Abschied von einer Grande Dame

Das österreichische Society- und Kulturleben ist um eine prägende Persönlichkeit ärmer. Die frühere Opernball-Lady, Schauspielerin und Autorin Lotte Tobisch verstarb vergangenen Samstag 93-jährig. Bundespräsident Alexander Van der Bellen würdigte sie als „Institution“. „Ihr dynamisches und offenes Wesen, ihre klare aber verbindliche Art verschafften ihr Anerkennung und Respekt“, erklärte Van der Bellen in einer Aussendung.

Tobisch – im vollen Namen Lotte (von) Tobisch-Labotyn – entstammte einer alten österreichischen k. u. k. Patrizierfamilie und wurde 1926 in Wien geboren. Bereits in frühen Jahren, während ihrer Ausbildung am Konservatorium Horak, gab sie ihr Debüt am Wiener Burgtheater. Es folgten Verträge mit allen Bundestheatern und zahlreiche Stücke im heimischen Fernsehen. In der breiten Öffentlichkeit hinterließ sie vor allem als wortgewaltige Opernball-Organisatorin großen Eindruck. 16 Jahre lang prägte die Schauspielerin ab 1981 die wichtigste Veranstaltung der Wiener Ballsaison. „Man muss es ernsthaft machen, es muss klappen, es muss in Ordnung sein. Aber ernst nehmen dürfen’s das nicht“, meinte Tobisch im Rückblick.

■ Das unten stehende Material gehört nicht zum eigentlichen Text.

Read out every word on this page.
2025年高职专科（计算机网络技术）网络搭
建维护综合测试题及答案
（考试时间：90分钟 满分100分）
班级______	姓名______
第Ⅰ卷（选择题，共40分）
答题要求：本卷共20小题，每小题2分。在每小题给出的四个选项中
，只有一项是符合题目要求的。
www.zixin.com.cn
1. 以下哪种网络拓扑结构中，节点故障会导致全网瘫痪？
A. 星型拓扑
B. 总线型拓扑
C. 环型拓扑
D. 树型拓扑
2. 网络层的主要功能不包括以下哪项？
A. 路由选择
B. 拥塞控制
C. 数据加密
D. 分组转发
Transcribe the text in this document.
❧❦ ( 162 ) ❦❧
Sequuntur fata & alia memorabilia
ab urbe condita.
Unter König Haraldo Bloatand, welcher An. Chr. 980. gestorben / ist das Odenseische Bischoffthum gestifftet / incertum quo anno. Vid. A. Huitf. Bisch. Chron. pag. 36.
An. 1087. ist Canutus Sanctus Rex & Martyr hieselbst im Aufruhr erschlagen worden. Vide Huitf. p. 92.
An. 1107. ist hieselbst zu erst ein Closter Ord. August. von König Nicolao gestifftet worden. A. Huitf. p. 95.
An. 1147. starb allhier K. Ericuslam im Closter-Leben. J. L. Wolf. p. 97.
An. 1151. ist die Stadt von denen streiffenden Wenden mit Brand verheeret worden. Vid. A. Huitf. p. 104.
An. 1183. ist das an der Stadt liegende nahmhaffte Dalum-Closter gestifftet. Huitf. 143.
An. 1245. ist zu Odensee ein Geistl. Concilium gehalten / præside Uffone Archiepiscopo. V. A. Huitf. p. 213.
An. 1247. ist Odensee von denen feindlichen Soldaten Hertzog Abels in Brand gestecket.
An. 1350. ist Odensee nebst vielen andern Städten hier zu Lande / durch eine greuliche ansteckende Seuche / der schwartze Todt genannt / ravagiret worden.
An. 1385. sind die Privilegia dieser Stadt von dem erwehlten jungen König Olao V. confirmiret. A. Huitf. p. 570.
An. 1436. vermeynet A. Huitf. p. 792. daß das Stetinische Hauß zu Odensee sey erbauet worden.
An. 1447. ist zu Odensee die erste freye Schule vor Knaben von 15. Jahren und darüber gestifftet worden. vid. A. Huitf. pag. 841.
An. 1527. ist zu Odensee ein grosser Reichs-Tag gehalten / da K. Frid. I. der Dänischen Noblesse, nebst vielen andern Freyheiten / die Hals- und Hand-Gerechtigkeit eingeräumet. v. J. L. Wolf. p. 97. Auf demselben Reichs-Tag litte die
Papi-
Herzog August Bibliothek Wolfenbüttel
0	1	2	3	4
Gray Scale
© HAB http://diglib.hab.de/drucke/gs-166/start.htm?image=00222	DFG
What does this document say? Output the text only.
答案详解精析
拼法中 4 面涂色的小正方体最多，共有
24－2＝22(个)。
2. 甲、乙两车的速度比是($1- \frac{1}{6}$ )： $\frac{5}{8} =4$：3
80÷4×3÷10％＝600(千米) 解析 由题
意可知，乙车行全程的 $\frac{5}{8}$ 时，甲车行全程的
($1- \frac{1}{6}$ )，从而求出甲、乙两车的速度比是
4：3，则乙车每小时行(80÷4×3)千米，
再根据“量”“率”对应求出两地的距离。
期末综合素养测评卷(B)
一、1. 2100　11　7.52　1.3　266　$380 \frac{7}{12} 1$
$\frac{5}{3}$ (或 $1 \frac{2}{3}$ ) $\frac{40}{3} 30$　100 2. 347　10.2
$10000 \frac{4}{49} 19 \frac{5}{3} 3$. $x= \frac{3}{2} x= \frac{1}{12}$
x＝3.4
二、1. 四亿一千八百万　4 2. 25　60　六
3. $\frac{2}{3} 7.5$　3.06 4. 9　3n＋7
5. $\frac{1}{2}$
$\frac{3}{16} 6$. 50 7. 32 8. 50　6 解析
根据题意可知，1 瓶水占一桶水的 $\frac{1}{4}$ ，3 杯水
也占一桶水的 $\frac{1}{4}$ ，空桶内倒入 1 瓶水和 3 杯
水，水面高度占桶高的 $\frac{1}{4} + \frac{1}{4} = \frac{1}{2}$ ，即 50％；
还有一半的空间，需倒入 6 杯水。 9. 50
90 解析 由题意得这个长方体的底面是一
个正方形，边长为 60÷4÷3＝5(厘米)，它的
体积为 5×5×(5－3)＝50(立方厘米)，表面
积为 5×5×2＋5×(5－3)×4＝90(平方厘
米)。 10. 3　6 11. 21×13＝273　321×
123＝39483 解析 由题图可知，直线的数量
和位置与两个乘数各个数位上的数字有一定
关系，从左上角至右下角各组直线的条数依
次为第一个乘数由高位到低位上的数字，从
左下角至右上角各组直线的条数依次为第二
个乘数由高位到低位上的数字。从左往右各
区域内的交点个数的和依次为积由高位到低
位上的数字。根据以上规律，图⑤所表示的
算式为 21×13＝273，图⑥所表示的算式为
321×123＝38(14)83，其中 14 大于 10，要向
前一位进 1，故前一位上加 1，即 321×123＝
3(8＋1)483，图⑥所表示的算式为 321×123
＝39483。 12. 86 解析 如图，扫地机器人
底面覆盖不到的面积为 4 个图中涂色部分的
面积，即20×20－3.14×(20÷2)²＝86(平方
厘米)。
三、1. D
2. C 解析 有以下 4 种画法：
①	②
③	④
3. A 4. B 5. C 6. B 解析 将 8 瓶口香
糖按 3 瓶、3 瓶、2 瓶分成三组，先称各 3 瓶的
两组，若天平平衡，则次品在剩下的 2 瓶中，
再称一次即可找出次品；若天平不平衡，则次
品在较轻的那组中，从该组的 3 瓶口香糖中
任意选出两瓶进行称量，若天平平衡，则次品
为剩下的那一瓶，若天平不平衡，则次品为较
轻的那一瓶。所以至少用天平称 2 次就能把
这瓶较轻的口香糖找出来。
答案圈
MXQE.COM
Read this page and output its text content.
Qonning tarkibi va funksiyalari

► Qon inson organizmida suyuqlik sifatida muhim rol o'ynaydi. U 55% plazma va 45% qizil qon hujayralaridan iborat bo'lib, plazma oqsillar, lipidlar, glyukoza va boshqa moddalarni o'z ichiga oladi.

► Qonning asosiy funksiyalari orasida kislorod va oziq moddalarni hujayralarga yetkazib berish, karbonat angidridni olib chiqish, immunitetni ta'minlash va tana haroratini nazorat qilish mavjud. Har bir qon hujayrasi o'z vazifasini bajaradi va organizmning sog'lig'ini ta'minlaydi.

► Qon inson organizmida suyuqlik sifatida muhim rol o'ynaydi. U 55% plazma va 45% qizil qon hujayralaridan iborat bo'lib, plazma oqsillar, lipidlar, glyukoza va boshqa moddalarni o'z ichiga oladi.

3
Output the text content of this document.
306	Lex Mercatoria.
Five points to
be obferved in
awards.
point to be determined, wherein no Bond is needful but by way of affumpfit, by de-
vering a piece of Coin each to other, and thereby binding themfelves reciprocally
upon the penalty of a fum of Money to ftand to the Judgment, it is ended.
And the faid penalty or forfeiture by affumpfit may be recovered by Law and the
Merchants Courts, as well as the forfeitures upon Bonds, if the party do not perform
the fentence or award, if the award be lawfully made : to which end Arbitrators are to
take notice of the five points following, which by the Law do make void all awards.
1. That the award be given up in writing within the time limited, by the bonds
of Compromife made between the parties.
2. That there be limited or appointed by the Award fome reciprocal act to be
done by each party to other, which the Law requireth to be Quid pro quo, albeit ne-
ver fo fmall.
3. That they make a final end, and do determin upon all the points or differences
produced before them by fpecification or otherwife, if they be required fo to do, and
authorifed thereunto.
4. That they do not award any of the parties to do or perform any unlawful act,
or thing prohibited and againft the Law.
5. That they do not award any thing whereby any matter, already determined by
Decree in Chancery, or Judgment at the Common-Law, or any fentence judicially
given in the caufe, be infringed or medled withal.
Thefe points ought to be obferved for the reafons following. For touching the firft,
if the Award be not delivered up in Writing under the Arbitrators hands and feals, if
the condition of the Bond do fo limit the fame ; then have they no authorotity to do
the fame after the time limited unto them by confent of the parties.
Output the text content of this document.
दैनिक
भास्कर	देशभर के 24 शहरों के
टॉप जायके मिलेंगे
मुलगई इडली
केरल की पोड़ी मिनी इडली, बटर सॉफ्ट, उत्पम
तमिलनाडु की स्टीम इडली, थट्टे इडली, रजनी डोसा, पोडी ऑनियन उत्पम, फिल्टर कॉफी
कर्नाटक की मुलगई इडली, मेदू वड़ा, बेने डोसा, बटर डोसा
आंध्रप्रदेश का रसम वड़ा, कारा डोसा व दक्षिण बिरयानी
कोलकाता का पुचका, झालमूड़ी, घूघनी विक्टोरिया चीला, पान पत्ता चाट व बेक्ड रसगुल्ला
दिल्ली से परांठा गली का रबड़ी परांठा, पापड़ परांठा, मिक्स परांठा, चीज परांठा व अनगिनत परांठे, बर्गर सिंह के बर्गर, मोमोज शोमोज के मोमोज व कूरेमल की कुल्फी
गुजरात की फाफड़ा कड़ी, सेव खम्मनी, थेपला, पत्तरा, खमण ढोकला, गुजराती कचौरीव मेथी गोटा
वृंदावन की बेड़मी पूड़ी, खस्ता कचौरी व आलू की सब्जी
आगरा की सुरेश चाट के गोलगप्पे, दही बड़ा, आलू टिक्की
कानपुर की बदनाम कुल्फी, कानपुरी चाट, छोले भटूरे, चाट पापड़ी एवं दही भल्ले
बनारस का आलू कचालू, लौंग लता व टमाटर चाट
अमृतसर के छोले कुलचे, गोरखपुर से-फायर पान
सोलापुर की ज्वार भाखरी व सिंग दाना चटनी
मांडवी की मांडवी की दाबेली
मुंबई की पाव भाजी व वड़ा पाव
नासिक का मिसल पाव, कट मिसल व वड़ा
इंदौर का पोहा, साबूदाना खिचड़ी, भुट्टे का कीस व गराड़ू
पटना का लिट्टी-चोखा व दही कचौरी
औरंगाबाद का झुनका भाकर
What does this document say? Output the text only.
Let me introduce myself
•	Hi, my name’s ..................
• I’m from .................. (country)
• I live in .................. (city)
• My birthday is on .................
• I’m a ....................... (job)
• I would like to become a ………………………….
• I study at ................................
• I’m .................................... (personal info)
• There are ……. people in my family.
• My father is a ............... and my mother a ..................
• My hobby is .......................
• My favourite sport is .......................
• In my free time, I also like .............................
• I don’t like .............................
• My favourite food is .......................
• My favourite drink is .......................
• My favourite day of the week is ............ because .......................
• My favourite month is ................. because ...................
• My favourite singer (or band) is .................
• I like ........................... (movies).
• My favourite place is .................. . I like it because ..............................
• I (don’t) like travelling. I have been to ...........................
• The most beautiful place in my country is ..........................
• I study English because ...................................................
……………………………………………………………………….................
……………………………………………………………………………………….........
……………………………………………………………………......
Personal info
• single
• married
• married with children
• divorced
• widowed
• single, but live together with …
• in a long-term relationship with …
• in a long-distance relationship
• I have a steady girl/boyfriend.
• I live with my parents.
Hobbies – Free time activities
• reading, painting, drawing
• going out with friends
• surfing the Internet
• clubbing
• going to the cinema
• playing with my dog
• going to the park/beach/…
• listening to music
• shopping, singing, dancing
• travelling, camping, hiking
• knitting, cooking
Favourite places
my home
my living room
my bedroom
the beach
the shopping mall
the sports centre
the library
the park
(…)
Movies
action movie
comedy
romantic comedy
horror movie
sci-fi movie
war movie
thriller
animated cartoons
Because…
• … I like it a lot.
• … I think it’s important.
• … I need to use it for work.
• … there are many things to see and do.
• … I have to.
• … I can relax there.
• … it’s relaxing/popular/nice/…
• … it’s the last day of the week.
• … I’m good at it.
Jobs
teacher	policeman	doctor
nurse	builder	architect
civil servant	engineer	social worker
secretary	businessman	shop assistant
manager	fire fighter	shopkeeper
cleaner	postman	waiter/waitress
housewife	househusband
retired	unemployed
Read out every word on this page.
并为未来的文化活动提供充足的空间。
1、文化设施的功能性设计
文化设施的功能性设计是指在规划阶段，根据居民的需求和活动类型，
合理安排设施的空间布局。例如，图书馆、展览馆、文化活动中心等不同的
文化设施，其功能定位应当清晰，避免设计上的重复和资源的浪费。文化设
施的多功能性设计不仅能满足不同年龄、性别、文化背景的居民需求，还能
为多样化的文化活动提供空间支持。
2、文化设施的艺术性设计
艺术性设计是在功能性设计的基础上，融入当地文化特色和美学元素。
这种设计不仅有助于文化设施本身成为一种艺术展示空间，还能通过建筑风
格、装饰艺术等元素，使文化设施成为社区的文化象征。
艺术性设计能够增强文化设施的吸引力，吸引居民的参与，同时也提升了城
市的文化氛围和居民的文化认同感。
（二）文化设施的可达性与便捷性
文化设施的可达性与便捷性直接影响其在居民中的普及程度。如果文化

Bekannt war die Schauspielerin auch für ihre Freundschaften mit bedeutenden Intellektuellen wie Theodor W. Adorno. Der Briefwechsel der beiden erschien 2003 in Buchform. In der FURCHE erinnerte sich Tobisch 2015 an die besondere Beziehung: „ Ich konnte Teddie stundenlang zuhören und durfte ihm essentielle Fragen stellen. Bei unseren Spaziergängen habe ich allerlei erfahren, was ich noch immer nicht ganz verstanden habe, aber doch große Teile, und das hat mir in meinem Leben einiges eröffnet.“

Tobisch galt als lebensfroh, zeigte sich aber auch nachdenklich: „Das einzig wirklich Interessante auf der Welt ist ja doch der Mensch. Zu was er imstande ist. Da erlebt man die erstaunlichsten Dinge, im Kleinen und im Großen.“ Gegenüber der FURCHE meinte die Opernball-Organisatorin, ihr langes Leben habe sie gelehrt, dass man „sowohl in der Liebe als auch in der Freundschaft dem anderen mit Vorsicht, Rücksicht und ein wenig Nachsicht begegnen sollte“.